The OIG did, however, raise concerns about the application for a FISA warrant against Carter Page. In spite of the overall finding that the investigation was properly inititiated, Attorney General William Barr publicly stated that the FBI, “launched an intrusive investigation of a U.S. presidential campaign on the thinnest of suspicions that, in my view, were insufficient to justify the steps taken.”
Defending Rights & Dissent’ Chip Gibbons, who authored the report Still Spying on Dissent: The Enduring Problem of FBI First Amendment Abuse had the following to say:
“To this day, the main limitations posed on who the FBI can investigate, when they can open an investigation, and in many circumstances what investigative techniques can be used is the Attorney General Guidelines. Between the time Barr was first Attorney General under George H.W. Bush and the present, those guidelines have been consistently rewritten to be less protective of civil liberties and grant more investigative authorities to the FBI.
If Barr was truly concerned with the amount of evidence needed to justify an investigation, he could issue new guidelines. Unfortunately, with the notable exception of investigations into the Trump campaign and its associates, Barr has been a champion of intrusive surveillance and unchecked law enforcement power over ordinary citizens.

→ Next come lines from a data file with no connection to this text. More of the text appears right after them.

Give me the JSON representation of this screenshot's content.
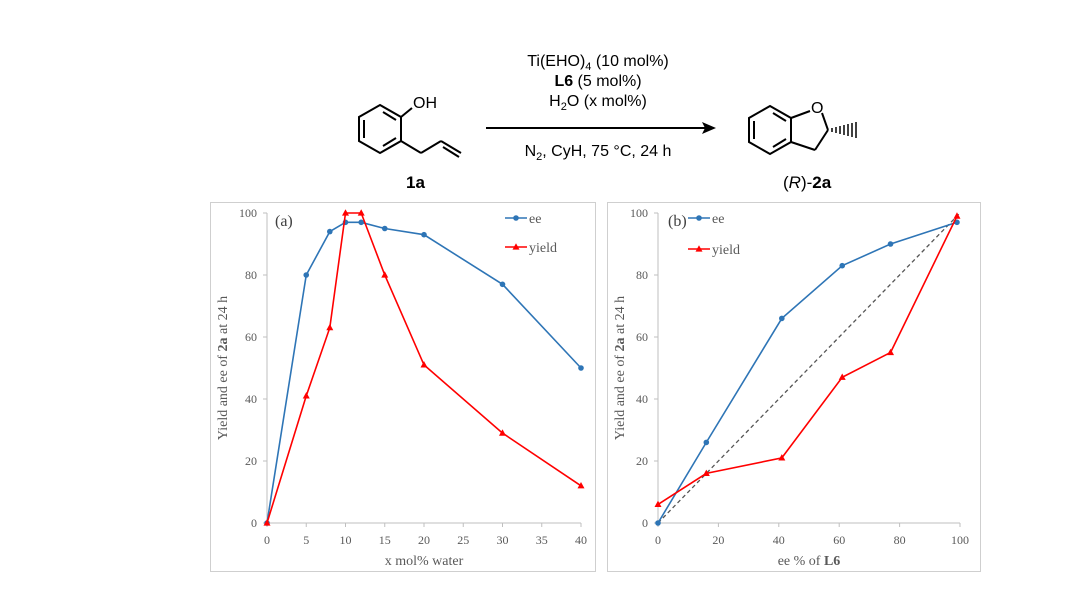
{
  "scheme": {
    "reagent_line1_main": "Ti(EHO)",
    "reagent_line1_sub": "4",
    "reagent_line1_tail": " (10 mol%)",
    "reagent_line2_bold": "L6",
    "reagent_line2_tail": " (5 mol%)",
    "reagent_line3_main": "H",
    "reagent_line3_sub": "2",
    "reagent_line3_tail": "O (x mol%)",
    "conditions_main": "N",
    "conditions_sub": "2",
    "conditions_tail": ", CyH, 75 °C, 24 h",
    "substituent_label": "OH",
    "ring_oxygen_label": "O",
    "reactant_label": "1a",
    "product_label_prefix": "(",
    "product_label_italic": "R",
    "product_label_mid": ")-",
    "product_label_bold": "2a"
  },
  "chart_data": [
    {
      "type": "line",
      "panel_label": "(a)",
      "xlabel": "x mol% water",
      "ylabel_prefix": "Yield and ee of ",
      "ylabel_bold": "2a",
      "ylabel_suffix": " at 24 h",
      "xlim": [
        0,
        40
      ],
      "ylim": [
        0,
        100
      ],
      "xticks": [
        0,
        5,
        10,
        15,
        20,
        25,
        30,
        35,
        40
      ],
      "yticks": [
        0,
        20,
        40,
        60,
        80,
        100
      ],
      "legend_position": "top-right",
      "series": [
        {
          "name": "ee",
          "color": "#2e75b6",
          "marker": "circle",
          "x": [
            0,
            5,
            8,
            10,
            12,
            15,
            20,
            30,
            40
          ],
          "y": [
            0,
            80,
            94,
            97,
            97,
            95,
            93,
            77,
            50
          ]
        },
        {
          "name": "yield",
          "color": "#ff0000",
          "marker": "triangle",
          "x": [
            0,
            5,
            8,
            10,
            12,
            15,
            20,
            30,
            40
          ],
          "y": [
            0,
            41,
            63,
            100,
            100,
            80,
            51,
            29,
            12
          ]
        }
      ]
    },
    {
      "type": "line",
      "panel_label": "(b)",
      "xlabel_prefix": "ee % of ",
      "xlabel_bold": "L6",
      "ylabel_prefix": "Yield and ee of ",
      "ylabel_bold": "2a",
      "ylabel_suffix": " at 24 h",
      "xlim": [
        0,
        100
      ],
      "ylim": [
        0,
        100
      ],
      "xticks": [
        0,
        20,
        40,
        60,
        80,
        100
      ],
      "yticks": [
        0,
        20,
        40,
        60,
        80,
        100
      ],
      "legend_position": "top-left",
      "series": [
        {
          "name": "ee",
          "color": "#2e75b6",
          "marker": "circle",
          "x": [
            0,
            16,
            41,
            61,
            77,
            99
          ],
          "y": [
            0,
            26,
            66,
            83,
            90,
            97
          ]
        },
        {
          "name": "yield",
          "color": "#ff0000",
          "marker": "triangle",
          "x": [
            0,
            16,
            41,
            61,
            77,
            99
          ],
          "y": [
            6,
            16,
            21,
            47,
            55,
            99
          ]
        }
      ],
      "reference_line": {
        "style": "dashed",
        "color": "#555555",
        "x": [
          0,
          100
        ],
        "y": [
          0,
          100
        ]
      }
    }
  ]
}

Further, while the claim that the Trump campaign was targeted due to some sort of political bias has been repeatedly rejected, Defending Rights & Dissent’s own report shows that when it comes to spying on social movements the FBI is rife with political bias. FBI monitoring of the First Amendment protected speech of Occupy Wall Street, Black Lives Matter, environmental protesters, and Palestinian solidarity should at the very least recieve similar scrutiny and oversight as their investigations involving the Trump campaign.”